観光政策推進体制調査として歴史的に観光産業に発展に力を入れているオーストラリアの観光政策、施策、推進主体の実態を調査した。対象は、ニュースサウスウェールズ州政府観光局(DNSW)と南オーストラリア州政府観光局(SATC)、その州内のそれぞれ2,3の有名観光地の存在する基礎自治体観光課へのヒアリングを行い、ツアーや観光情報センターの取り組みなどを調査した。

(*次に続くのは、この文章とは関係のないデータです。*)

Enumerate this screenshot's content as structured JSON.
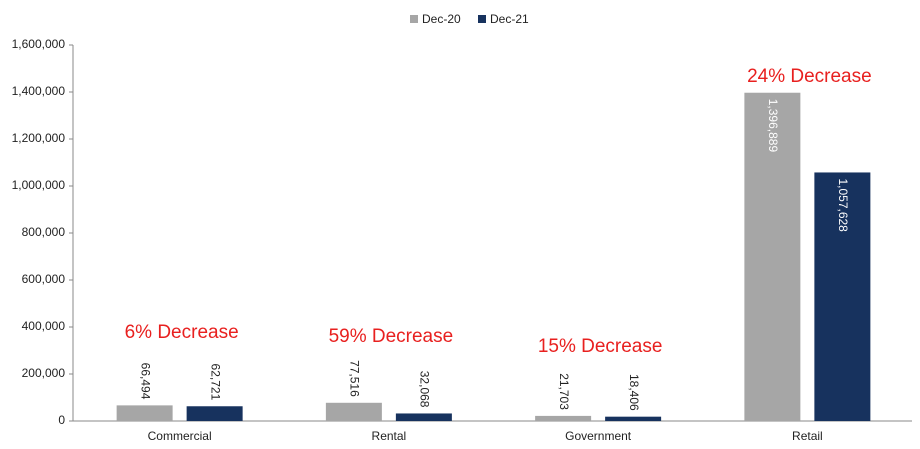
{
  "chart_data": {
    "type": "bar",
    "categories": [
      "Commercial",
      "Rental",
      "Government",
      "Retail"
    ],
    "series": [
      {
        "name": "Dec-20",
        "color": "#a6a6a6",
        "values": [
          66494,
          77516,
          21703,
          1396889
        ],
        "value_labels": [
          "66,494",
          "77,516",
          "21,703",
          "1,396,889"
        ]
      },
      {
        "name": "Dec-21",
        "color": "#17325e",
        "values": [
          62721,
          32068,
          18406,
          1057628
        ],
        "value_labels": [
          "62,721",
          "32,068",
          "18,406",
          "1,057,628"
        ]
      }
    ],
    "annotations": [
      "6% Decrease",
      "59% Decrease",
      "15% Decrease",
      "24% Decrease"
    ],
    "ylim": [
      0,
      1600000
    ],
    "yticks": [
      {
        "value": 0,
        "label": "0"
      },
      {
        "value": 200000,
        "label": "200,000"
      },
      {
        "value": 400000,
        "label": "400,000"
      },
      {
        "value": 600000,
        "label": "600,000"
      },
      {
        "value": 800000,
        "label": "800,000"
      },
      {
        "value": 1000000,
        "label": "1,000,000"
      },
      {
        "value": 1200000,
        "label": "1,200,000"
      },
      {
        "value": 1400000,
        "label": "1,400,000"
      },
      {
        "value": 1600000,
        "label": "1,600,000"
      }
    ],
    "grid": false
  }
}
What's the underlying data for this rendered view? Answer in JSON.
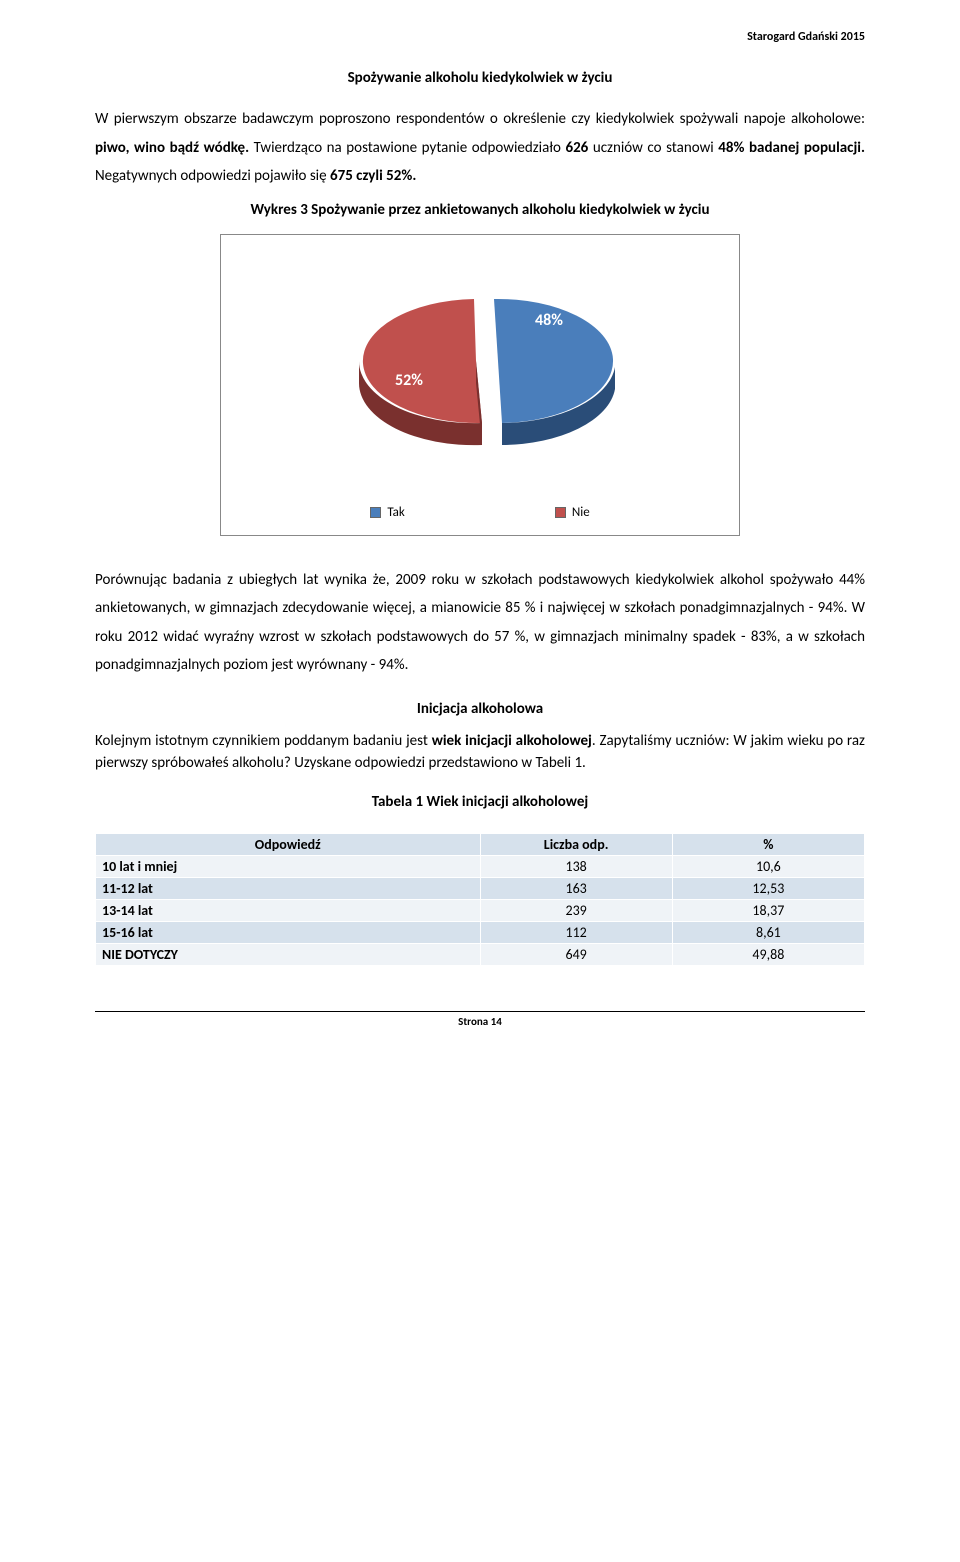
{
  "header": {
    "right": "Starogard Gdański 2015"
  },
  "section1": {
    "title": "Spożywanie alkoholu kiedykolwiek w życiu",
    "para": "W pierwszym obszarze badawczym poproszono respondentów o określenie czy kiedykolwiek spożywali napoje alkoholowe: <b>piwo, wino bądź wódkę.</b> Twierdząco na postawione pytanie odpowiedziało <b>626</b> uczniów co stanowi <b>48% badanej populacji.</b> Negatywnych odpowiedzi pojawiło się <b>675 czyli 52%.</b>"
  },
  "chart": {
    "caption": "Wykres 3 Spożywanie przez ankietowanych alkoholu kiedykolwiek w życiu",
    "type": "pie",
    "slices": [
      {
        "label": "48%",
        "value": 48,
        "color_top": "#4a7ebb",
        "color_side": "#2a4d78",
        "legend": "Tak"
      },
      {
        "label": "52%",
        "value": 52,
        "color_top": "#c0504d",
        "color_side": "#7a302e",
        "legend": "Nie"
      }
    ],
    "legend_swatch_tak": "#4a7ebb",
    "legend_swatch_nie": "#c0504d",
    "label_fontsize": 16,
    "label_color": "#ffffff",
    "legend_fontsize": 13
  },
  "section2": {
    "para": "Porównując badania z ubiegłych lat wynika że, 2009 roku w szkołach podstawowych kiedykolwiek alkohol spożywało 44% ankietowanych, w gimnazjach zdecydowanie więcej, a mianowicie 85 % i najwięcej w szkołach ponadgimnazjalnych - 94%. W roku 2012 widać wyraźny wzrost w szkołach podstawowych  do 57 %, w gimnazjach minimalny spadek - 83%, a w szkołach ponadgimnazjalnych  poziom jest wyrównany - 94%."
  },
  "section3": {
    "heading": "Inicjacja alkoholowa",
    "para": "Kolejnym istotnym czynnikiem poddanym badaniu jest <b>wiek inicjacji alkoholowej</b>. Zapytaliśmy uczniów: W jakim wieku po raz pierwszy spróbowałeś alkoholu? Uzyskane odpowiedzi przedstawiono w Tabeli 1.",
    "table_caption": "Tabela 1 Wiek inicjacji alkoholowej"
  },
  "table": {
    "columns": [
      "Odpowiedź",
      "Liczba odp.",
      "%"
    ],
    "col_widths": [
      "50%",
      "25%",
      "25%"
    ],
    "head_bg": "#d6e1ec",
    "row_bg_light": "#eff3f7",
    "row_bg_dark": "#d6e1ec",
    "rows": [
      {
        "label": "10 lat i mniej",
        "count": "138",
        "pct": "10,6"
      },
      {
        "label": "11-12 lat",
        "count": "163",
        "pct": "12,53"
      },
      {
        "label": "13-14 lat",
        "count": "239",
        "pct": "18,37"
      },
      {
        "label": "15-16 lat",
        "count": "112",
        "pct": "8,61"
      },
      {
        "label": "NIE DOTYCZY",
        "count": "649",
        "pct": "49,88"
      }
    ]
  },
  "footer": {
    "text": "Strona 14"
  }
}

オーストラリアでは、連邦政府の観光政策であるtourism 2020のもと、各州政府観光局が政策を立案している。州ごとに違いはかなりあるが、今回調査したニュースサウスウェールズ州政府観光局(DNSW)と南オーストラリア州政府観光局(SATC)は、PR事業をするようなディスティネーション部門だけでなく、マーケティング調査部門や、計画部門、イベント企画・運営部門などを有した専門家集団組織となっている。大規模イベントを誘致したり、自ら企画・運営するイベント部門を持っているのが興味深い。また、州政府観光局が立案した計画を、基礎自治体(Coucil)や、観光圏のまとまりで複数のCoucilや事業者が集まった組織 Regional Tourism Organization(RTO)に提供している。近年、予算や権限をこのようなより地域側の組織に移していく動きが見られる。こうしたところがDMOに相当する組織として発展していけるかが模索されていることがわかった。